Damit wollte Donald Trump nicht in die Geschichte eingehen: Schon jetzt ist der Republikaner einer von bisher nur drei US-Präsidenten, die sich einem Amtsenthebungsverfahren unterziehen mussten. Nun droht ihm ein unrühmliches Alleinstellungsmerkmal: Trump wird wohl der erste Staatschef der USA, gegen den gleich zwei solche Verfahren eröffnet wurden. Am Montag haben die Demokraten eine Impeachment-Resolution eingebracht. In dem Antrag wird Trump wegen des Sturms auf das Kapitol "Anstiftung zum Aufruhr" vorgeworfen.
Die Demokraten wollen eine mögliche Amtsenthebung Trumps nun mit Blitzgeschwindigkeit vorantreiben. Noch in dieser Woche könnte das Repräsentantenhaus die Eröffnung beschließen, die notwendige einfache Mehrheit ist absehbar. Das Verfahren selbst - das einem Gerichtsprozess ähnelt - würde vom Senat geführt, der anderen Kammer im Kongress. Der Senat kommt aber erst am 19. Jänner wieder zusammen. Nach den Impeachment-Regeln könnte das Verfahren frühestens am 20. Jänner um 13 Uhr beginnen. Eine Stunde vorher endet Trumps Amtszeit mit Bidens Vereidigung.
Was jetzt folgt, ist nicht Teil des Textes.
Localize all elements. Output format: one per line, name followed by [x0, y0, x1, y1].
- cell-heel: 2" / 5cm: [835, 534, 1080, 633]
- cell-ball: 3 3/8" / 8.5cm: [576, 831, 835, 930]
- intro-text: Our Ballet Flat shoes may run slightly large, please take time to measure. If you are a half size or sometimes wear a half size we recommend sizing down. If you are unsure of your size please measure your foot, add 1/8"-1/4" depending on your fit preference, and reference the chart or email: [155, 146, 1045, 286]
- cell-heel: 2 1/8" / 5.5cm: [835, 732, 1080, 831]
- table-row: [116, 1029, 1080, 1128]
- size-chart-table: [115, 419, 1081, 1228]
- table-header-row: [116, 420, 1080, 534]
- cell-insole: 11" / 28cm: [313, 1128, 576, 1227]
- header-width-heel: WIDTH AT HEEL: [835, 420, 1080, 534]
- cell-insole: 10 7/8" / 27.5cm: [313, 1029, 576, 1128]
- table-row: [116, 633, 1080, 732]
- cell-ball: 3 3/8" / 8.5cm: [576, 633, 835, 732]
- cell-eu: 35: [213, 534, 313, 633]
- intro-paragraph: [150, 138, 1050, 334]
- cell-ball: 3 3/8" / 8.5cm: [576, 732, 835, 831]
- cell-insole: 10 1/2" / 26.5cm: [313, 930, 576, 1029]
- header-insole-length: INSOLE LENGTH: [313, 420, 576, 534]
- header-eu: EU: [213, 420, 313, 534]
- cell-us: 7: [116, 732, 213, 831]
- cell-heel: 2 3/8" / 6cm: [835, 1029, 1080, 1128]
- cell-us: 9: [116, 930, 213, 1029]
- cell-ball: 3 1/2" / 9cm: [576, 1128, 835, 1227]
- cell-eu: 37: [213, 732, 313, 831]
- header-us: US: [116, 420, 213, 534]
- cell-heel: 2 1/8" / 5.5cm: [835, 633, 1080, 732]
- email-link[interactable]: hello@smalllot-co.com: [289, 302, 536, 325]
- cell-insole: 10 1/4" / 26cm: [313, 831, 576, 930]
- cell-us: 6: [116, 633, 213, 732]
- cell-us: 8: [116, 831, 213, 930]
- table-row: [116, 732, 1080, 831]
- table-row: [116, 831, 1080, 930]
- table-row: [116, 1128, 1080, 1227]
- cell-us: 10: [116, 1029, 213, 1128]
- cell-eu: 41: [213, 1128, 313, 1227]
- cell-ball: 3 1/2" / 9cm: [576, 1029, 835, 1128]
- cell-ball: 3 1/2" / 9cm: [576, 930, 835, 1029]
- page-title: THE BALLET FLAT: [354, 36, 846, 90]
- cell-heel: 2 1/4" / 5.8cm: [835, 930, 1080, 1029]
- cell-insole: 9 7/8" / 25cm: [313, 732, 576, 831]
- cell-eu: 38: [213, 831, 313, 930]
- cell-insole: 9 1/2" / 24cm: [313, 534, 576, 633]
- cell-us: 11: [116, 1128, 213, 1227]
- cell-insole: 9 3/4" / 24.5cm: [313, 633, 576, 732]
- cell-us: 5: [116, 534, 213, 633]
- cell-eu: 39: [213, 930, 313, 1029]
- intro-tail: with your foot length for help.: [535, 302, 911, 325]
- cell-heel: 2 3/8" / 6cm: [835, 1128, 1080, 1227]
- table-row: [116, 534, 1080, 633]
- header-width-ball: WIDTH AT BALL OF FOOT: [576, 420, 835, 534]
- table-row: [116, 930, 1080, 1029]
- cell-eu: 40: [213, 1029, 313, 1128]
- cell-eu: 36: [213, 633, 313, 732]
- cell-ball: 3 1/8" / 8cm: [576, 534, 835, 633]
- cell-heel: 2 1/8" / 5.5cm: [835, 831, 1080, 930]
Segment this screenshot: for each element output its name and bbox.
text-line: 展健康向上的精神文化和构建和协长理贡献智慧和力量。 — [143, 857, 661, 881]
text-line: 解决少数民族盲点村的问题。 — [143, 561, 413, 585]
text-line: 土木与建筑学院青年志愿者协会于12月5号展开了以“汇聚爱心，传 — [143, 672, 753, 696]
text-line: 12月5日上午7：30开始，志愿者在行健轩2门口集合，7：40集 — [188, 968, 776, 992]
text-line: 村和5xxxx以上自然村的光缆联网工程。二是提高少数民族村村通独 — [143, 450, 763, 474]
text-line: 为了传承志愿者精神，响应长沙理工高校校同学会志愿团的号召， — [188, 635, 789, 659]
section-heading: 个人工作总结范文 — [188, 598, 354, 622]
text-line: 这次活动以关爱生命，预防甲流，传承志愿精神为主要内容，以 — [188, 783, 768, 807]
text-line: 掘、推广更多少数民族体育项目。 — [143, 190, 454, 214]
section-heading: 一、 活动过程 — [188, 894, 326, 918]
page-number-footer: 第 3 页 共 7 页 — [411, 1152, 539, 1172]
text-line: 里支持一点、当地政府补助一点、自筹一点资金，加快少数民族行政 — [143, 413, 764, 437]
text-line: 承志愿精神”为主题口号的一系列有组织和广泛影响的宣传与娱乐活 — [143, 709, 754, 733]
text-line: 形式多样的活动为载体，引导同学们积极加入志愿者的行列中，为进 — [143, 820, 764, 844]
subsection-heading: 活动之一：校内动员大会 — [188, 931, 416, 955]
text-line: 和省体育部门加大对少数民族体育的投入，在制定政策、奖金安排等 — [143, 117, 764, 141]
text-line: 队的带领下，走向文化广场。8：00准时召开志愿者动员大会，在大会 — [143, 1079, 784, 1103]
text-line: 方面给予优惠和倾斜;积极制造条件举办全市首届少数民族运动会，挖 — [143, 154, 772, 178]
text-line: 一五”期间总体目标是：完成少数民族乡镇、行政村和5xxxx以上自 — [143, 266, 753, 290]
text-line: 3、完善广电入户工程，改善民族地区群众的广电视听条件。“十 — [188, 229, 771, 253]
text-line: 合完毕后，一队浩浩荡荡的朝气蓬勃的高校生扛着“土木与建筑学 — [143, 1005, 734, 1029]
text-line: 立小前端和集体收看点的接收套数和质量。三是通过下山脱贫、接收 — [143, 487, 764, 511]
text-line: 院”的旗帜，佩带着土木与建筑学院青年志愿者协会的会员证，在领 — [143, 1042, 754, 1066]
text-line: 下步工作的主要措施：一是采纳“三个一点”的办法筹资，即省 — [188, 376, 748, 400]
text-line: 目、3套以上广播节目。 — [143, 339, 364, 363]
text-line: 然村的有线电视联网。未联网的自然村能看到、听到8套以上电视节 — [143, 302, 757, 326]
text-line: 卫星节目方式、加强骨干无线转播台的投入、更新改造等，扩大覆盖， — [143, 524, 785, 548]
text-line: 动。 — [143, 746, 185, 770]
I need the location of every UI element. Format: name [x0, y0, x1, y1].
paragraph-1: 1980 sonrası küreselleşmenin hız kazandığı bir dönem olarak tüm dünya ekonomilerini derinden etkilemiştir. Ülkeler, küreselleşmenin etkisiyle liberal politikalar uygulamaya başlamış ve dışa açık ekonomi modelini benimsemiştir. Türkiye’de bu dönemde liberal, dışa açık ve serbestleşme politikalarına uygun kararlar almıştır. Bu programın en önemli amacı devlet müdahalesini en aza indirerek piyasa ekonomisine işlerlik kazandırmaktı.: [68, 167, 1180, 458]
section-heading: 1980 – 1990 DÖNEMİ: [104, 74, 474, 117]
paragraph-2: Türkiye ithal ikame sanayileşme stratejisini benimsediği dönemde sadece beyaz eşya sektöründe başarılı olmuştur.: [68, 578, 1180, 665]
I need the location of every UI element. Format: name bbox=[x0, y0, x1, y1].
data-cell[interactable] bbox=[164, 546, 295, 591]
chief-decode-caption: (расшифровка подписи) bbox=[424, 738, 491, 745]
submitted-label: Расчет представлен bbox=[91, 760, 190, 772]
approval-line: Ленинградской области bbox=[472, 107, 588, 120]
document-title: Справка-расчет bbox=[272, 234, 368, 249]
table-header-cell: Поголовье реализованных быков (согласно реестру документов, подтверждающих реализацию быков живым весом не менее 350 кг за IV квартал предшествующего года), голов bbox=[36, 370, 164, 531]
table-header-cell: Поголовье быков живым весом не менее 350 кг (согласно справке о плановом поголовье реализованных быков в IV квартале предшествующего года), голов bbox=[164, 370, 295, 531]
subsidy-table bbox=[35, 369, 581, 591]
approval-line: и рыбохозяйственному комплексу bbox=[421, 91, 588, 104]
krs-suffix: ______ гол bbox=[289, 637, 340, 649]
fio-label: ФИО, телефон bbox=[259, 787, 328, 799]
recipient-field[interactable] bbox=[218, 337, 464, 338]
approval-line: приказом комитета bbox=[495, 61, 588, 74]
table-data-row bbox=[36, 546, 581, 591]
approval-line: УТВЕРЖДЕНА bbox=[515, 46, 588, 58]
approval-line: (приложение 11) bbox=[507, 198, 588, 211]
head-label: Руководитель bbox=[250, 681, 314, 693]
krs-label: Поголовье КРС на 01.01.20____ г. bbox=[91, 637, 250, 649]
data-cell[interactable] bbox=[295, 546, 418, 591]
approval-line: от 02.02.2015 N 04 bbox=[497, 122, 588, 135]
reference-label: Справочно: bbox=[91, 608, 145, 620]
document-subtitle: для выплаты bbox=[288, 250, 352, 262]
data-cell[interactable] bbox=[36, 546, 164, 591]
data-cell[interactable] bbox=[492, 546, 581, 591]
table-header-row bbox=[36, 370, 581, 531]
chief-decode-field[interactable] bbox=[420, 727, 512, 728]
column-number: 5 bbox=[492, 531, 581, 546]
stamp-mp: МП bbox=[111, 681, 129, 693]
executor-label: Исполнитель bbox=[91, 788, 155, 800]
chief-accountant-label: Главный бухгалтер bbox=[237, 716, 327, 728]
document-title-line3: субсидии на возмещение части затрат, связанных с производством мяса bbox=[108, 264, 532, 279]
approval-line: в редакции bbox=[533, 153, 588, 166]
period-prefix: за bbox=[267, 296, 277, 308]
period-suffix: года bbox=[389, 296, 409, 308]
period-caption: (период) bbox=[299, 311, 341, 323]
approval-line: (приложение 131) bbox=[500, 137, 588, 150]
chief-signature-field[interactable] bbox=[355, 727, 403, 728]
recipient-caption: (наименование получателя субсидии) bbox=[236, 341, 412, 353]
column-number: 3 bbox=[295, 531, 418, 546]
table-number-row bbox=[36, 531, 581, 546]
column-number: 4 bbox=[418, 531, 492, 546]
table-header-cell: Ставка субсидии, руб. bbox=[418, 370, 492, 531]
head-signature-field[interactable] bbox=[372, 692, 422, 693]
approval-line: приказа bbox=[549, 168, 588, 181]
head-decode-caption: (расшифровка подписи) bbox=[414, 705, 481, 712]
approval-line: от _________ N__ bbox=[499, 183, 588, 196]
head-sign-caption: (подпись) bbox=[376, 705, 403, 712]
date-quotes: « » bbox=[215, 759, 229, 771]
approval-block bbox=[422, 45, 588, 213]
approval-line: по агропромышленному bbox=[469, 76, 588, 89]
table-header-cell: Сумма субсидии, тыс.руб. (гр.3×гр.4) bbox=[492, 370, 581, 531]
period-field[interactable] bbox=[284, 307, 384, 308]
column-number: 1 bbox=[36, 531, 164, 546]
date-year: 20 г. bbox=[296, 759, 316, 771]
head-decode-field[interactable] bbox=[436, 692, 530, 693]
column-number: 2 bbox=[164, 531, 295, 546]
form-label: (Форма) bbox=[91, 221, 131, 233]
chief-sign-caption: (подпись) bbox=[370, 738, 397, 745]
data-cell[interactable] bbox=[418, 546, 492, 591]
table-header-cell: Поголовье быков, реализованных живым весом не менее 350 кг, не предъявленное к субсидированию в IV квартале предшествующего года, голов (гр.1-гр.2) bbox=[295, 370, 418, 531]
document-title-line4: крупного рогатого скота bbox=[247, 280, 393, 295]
Wenn der Senat ein Urteil fällen würde, wäre die Ära Trump also schon Geschichte. Das Vorgehen der Demokraten erscheint auf den ersten Blick symbolisch, doch es steckt mehr dahinter: Das Amtsenthebungsverfahren sieht vor, Trump lebenslang für alle Regierungsämter zu sperren. Dann könnte der Republikaner 2024 nicht erneut für die Präsidentschaft kandidieren.
Die Erfolgsaussichten der Demokraten sind jedoch gering. Die Ämtersperre kann nicht allein beschlossen werden - erst müsste der Senat mit einer Zweidrittelmehrheit für eine Amtsenthebung stimmen. Das ist nicht absehbar, zumindest noch nicht: Denn auch unter republikanischen Senatoren nimmt die Kritik an Trump zu. Seit dem Wochenende fordern zwei von ihnen offen den Rücktritt des Präsidenten, ein dritter will die Anklage des Repräsentantenhauses zumindest in Erwägung ziehen.
Die Sprecherin des Repräsentantenhauses, Nancy Pelosi, hatte zudem Vizepräsident Mike Pence bereits in den vergangenen Tagen dazu aufgefordert, Schritte zu setzen, um Trump abzusetzen. Grundlage ist Zusatzartikel 25 der US-Verfassung. Demnach kann der Vizepräsident mit einer Mehrheit wichtiger Kabinettsmitglieder den Präsidenten für unfähig erklären, "die Rechte und Pflichten des Amtes auszuüben". Die Chancen scheinen gering: Der Republikaner Pence ignoriert entsprechende Forderungen von Top-Demokraten seit Tagen.
Viele Amerikaner wollen Trump sofort loswerden. In einer am Sonntag veröffentlichten Umfrage des Senders ABC sagten 56 Prozent, Trump solle noch kurz vor Schluss des Amtes enthoben werden. Weitere 19 Prozent sind nur aus dem Grund dagegen, da der Präsident ohnehin bald ausscheidet. Lediglich 23 Prozent sprachen sich gegen ein Impeachment aus, weil Trump in der Woche der verhängnisvollen Kapitol-Krawalle nichts falsch gemacht habe.
Den meisten Amerikanern steckt der Schock über die Unruhen am vergangenen Mittwoch noch in den Knochen. Immer deutlicher wird, wie knapp führende Politiker einem lynchenden Mob entkamen. Vor allem auf Mike Pence und Nancy Pelosi wurde gezielt Jagd gemacht. Immer wieder war die Parole "Hängt Mike Pence" zu hören.
Ein inzwischen inhaftierter Mann, mutmaßlich ein QAnon-Anhänger, war mit einem Sturmgewehr, mehreren Pistolen und Hunderten Patronen nach Washington angereist und hatte in Textnachrichten gedroht, Pelosi zu erschießen. Aufgestachelt hatte den Mob bei einer Kundgebung am Mittwoch Trump, der sich dagegen stemmte, dass der Kongress den Wahlsieg des Demokraten Joe Biden besiegeln wollte.